Back in the 1930s, Huey Long, Louisiana’s flamboyant governor and later U.S. senator, explained himself this way to reporters. “I am sui generis (one of a kind), just leave it at that.”
Indeed, Long was a one-man revolution in Louisiana politics, wresting control from the ruling oil barons and other so-called Bourbons, upending their arch-conservative dominance and giving the common man and woman finally a piece of the pie in their oil-rich state.

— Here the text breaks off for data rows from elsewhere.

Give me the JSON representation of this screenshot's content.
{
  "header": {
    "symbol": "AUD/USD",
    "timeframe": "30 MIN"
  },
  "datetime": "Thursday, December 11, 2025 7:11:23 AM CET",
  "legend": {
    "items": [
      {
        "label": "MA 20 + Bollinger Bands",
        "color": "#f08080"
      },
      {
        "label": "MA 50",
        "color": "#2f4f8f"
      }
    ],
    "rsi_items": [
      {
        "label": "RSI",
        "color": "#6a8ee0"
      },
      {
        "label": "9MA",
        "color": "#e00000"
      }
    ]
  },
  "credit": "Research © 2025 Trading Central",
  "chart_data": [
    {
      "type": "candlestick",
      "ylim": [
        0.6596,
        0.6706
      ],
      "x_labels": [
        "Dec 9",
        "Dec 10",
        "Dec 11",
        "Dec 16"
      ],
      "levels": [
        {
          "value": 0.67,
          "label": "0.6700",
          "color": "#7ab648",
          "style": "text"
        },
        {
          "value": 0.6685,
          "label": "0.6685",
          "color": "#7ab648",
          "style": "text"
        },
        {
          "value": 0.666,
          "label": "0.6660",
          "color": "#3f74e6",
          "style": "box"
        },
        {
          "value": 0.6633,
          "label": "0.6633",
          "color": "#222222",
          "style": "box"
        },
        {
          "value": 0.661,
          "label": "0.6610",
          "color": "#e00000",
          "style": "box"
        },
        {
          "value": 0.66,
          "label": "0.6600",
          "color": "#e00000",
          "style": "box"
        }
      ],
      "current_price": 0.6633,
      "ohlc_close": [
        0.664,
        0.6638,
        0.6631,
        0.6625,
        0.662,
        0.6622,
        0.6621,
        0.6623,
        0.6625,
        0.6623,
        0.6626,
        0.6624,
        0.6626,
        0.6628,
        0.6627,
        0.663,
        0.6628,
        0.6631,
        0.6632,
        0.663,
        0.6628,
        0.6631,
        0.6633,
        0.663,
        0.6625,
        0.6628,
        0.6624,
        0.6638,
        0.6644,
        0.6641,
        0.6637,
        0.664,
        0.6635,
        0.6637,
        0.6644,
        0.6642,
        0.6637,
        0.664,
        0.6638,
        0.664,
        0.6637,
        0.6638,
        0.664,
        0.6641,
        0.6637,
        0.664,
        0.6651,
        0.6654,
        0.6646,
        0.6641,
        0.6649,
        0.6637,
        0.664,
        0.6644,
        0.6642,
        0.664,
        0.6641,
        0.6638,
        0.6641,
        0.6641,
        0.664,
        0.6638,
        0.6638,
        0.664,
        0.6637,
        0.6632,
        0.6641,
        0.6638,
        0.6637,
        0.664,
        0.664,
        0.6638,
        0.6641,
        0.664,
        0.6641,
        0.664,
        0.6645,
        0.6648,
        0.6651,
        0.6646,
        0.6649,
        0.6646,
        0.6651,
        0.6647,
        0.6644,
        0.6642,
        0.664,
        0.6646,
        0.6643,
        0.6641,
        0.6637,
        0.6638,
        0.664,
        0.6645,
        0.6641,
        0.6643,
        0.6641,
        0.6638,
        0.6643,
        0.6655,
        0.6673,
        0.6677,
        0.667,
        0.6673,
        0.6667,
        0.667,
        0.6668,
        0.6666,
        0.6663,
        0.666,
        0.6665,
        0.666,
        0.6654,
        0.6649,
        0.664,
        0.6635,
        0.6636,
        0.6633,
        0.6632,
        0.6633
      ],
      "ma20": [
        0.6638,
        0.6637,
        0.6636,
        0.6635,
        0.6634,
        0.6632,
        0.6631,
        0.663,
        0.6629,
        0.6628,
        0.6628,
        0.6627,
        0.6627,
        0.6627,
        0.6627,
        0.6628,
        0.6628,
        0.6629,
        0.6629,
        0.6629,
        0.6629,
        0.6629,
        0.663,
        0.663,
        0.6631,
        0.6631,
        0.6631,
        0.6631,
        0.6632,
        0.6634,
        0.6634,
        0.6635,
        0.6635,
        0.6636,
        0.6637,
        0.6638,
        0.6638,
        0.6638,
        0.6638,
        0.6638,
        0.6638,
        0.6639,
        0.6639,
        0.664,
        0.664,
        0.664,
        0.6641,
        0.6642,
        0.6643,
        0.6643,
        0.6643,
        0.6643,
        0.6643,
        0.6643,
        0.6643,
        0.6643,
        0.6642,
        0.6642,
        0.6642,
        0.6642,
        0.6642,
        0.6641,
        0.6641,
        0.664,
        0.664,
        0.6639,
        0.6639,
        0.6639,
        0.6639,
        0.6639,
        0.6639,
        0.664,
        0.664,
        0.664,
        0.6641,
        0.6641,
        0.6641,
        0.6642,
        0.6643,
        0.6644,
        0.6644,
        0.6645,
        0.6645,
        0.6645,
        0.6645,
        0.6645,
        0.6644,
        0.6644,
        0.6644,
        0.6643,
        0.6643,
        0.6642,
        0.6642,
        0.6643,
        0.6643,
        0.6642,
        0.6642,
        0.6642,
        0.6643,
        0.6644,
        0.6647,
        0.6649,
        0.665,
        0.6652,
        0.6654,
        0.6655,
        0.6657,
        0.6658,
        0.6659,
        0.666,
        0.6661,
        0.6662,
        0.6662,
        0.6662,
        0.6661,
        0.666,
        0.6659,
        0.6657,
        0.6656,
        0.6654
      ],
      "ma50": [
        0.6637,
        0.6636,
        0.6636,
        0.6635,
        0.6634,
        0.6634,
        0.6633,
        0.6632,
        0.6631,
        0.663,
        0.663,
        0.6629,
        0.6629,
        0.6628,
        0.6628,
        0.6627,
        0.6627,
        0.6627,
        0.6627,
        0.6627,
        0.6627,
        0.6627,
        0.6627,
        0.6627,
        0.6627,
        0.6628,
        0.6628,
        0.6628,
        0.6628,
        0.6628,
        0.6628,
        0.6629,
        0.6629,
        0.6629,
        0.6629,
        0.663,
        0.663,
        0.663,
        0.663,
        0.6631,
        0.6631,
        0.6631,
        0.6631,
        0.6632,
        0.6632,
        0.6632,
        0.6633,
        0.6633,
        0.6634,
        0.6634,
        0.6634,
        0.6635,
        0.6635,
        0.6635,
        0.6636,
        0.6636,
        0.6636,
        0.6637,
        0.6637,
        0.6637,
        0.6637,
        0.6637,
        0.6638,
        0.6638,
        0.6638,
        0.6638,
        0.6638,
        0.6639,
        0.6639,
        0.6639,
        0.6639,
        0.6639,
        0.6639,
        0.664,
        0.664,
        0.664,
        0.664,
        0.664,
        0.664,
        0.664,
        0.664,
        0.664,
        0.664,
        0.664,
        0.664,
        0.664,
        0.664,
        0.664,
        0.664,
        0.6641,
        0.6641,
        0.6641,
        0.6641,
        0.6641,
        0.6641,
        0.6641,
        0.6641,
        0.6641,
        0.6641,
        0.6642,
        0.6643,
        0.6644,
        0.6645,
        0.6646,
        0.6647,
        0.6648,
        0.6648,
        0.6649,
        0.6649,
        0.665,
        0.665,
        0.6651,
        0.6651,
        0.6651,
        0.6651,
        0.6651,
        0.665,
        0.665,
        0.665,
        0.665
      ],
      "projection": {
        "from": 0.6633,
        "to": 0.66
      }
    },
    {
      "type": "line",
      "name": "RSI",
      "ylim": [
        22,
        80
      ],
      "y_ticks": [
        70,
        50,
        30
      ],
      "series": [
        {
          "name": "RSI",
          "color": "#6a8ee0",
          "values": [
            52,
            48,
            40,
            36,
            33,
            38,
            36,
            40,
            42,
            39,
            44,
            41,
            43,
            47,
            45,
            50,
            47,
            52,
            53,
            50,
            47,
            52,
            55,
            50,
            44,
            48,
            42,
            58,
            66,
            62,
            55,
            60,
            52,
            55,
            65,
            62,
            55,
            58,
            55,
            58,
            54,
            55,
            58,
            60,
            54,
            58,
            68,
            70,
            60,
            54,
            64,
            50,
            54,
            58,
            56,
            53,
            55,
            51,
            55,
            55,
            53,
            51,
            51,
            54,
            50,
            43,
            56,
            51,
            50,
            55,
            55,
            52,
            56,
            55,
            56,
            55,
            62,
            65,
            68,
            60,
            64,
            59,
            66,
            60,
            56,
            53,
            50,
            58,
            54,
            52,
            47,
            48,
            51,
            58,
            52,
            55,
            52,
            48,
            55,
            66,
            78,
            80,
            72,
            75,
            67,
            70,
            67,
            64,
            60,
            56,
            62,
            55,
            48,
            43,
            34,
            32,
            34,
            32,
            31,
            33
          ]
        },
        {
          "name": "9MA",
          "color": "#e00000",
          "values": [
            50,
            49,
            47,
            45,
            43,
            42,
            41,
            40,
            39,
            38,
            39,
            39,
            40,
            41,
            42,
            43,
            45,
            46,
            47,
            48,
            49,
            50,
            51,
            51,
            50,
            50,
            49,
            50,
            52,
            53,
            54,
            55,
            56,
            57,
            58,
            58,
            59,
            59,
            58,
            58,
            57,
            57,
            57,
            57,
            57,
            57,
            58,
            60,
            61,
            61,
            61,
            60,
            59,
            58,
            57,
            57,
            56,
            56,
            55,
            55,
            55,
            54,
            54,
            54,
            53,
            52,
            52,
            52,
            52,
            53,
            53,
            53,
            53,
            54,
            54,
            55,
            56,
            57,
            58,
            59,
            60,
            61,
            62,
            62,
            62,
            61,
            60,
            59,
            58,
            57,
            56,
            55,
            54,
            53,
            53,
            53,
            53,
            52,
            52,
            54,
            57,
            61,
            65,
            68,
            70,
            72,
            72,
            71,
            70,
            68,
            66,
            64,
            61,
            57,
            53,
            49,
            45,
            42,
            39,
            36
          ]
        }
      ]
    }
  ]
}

Long taxed the oil companies, gave the people free textbooks for their children in school, paved countless miles of roads in their dirt-patch state, built bridges, and erected a new skyscraper state capitol in Baton Rouge. And he made a lot of enemies along the way—the patrician press, the ensconced rich, and finally a doctor who assassinated Long in 1935.
Huey Long remains today perhaps the best-known challenge to establishment politics in American history. His is a long lineage that includes fellow left-wing Louisiana populists like his own brother and three-time governor Earl Long and later four-time governor Edwin Edwards. He’s often compared to other Southern demagogues like Strom Thurmond of South Carolina and Gene Talmadge of Georgia, but unlike them Long didn’t rule from the right or even more importantly race bait.
(Donald Trump)
With Donald Trump and his running mate J.D. Vance making a strong bid for the White House in a few weeks, taking a look at politicians like Huey Long and their appeal might be instructive.
Like Long in his day, Trump today is generally dismissed by an equally patrician mainstream media as a dangerous demagogue who threatens the nation’s very democratic foundation. Certainly the national Democratic Party and even some politicians in the national Republican Party despise him and desperately hope for his failure in November.
Like Long, Trump looks beyond party leaders and their subservient press to what they scorn as “the deplorables” (what used to be known as “the great unwashed”), people who get dirty at the workplace, who struggle to pay for a roof over their head, who wince at their grocery bills. Most of them would agree that Trump is a big mouth whose delivery often doesn’t match his wind-up, but at least he acknowledges their pain. “Brie and Chablis” Democrats are too busy touting “Bidenomics” to even see the pain.
Still, the comparison only goes so far. Yes, like Trump, Huey Long indeed craved power, and he ran roughshod over his political enemies. However, he also delivered the goods to the people. He gave them hope as well as a true share in the economy. In contrast, Trump peopled his administration with the same kind of Wall Street types who helped create the “Swamp” in Washington, D.C., that he decried on the campaign trail.
Trump tried to gut the National Labor Relations Board and more recently praised Elon Musk for firing union workers. So much for standing up for the working stiff.
Joe Biden proudly proclaimed himself the nation’s most pro-union president even as he continually diverted the nation’s resources into wars in Ukraine and the Middle East. Plus he betrayed railway workers who simply wanted basic rights like sick leave. Kamala Harris struggles to find an issue in which she disagrees with Biden.
Regular working class folks don’t have much of a choice when they go to cast their ballots in November. Mine is going to Jill Stein, a third-party candidate with no chance to win but at least one who stands strong against Harris and Trump warmongering (Trump is as blindly pro-Israel as Biden and Harris) and she seems to have a genuine care for the well-being of average Americans.
This is one voter who is tired of voting for the lesser evil.